In the matched analysis, the authors reported higher ventilator-associated pneumonia (VAP) incidence in the hyperglycemia group, estimating an incidence rate ratio of 6.2 (95% CI, 1.4–27.6). Infants with hyperglycemia also had a longer duration of invasive ventilation (19.8 ± 25.3 vs 8.9 ± 24.8 days); the paper reported a mean difference (MD) of −10.9 days (p=0.042), reflecting the subtraction order used in their analysis. Postnatal steroid exposure (administered beyond the first postnatal week and not described as a treatment for early hyperglycemia) was more frequent among infants with early hyperglycemia, with an odds ratio of 4.6 (95% CI, 1.6–14.4; p=0.040). For bronchopulmonary dysplasia, the authors described a trend toward more moderate-to-severe disease in the hyperglycemia group in the matched analysis (p=0.054). These findings were presented as associations observed after balancing measured perinatal factors.

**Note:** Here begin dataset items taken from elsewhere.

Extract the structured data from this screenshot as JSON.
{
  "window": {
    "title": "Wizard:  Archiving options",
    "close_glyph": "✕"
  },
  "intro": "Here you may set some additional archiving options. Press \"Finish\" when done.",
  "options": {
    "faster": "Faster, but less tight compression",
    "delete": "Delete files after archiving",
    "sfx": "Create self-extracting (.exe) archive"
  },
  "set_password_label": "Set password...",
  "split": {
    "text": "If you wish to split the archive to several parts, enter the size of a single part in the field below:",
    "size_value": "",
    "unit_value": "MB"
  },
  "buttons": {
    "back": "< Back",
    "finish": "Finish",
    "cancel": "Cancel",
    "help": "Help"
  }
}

For ophthalmologic outcomes, severe ROP occurred more often in the hyperglycemia group after matching (OR, 4.0; 95% CI, 1.0–15.5; p=0.032), which the authors highlighted as a persistent association alongside VAP. Mortality rates were reported as not significantly different between matched groups, while age at death among non-survivors was higher in the hyperglycemia group in the matched analysis (mean difference, −25.93 days; p=0.015). In discussion and conclusions, the authors framed early hyperglycemia as a clinically relevant early risk marker for short-term respiratory morbidity and severe ROP in extremely preterm infants, and they stated that prospective and interventional studies are needed to further evaluate these relationships. Their stated takeaway was that early dysglycemia may function as a clinically relevant early risk marker to help identify infants who may benefit from closer monitoring and targeted preventive strategies, rather than establishing causality.

Key Takeaways:

  • In this single-center cohort (2018–2019) of 225 infants born at GA <28 weeks, 58.2% met the study’s definition of first-week hyperglycemia (peak blood glucose >8.3 mmol/L within 7 days).
  • After propensity matching, early hyperglycemia was associated with more VAP, longer invasive ventilation, greater postnatal steroid exposure, and a reported trend toward more moderate-to-severe BPD.
  • Severe ROP remained more frequent in the hyperglycemia group after matching, and the authors characterized early hyperglycemia as a clinically relevant early risk marker and stated that the findings justify further prospective and interventional studies.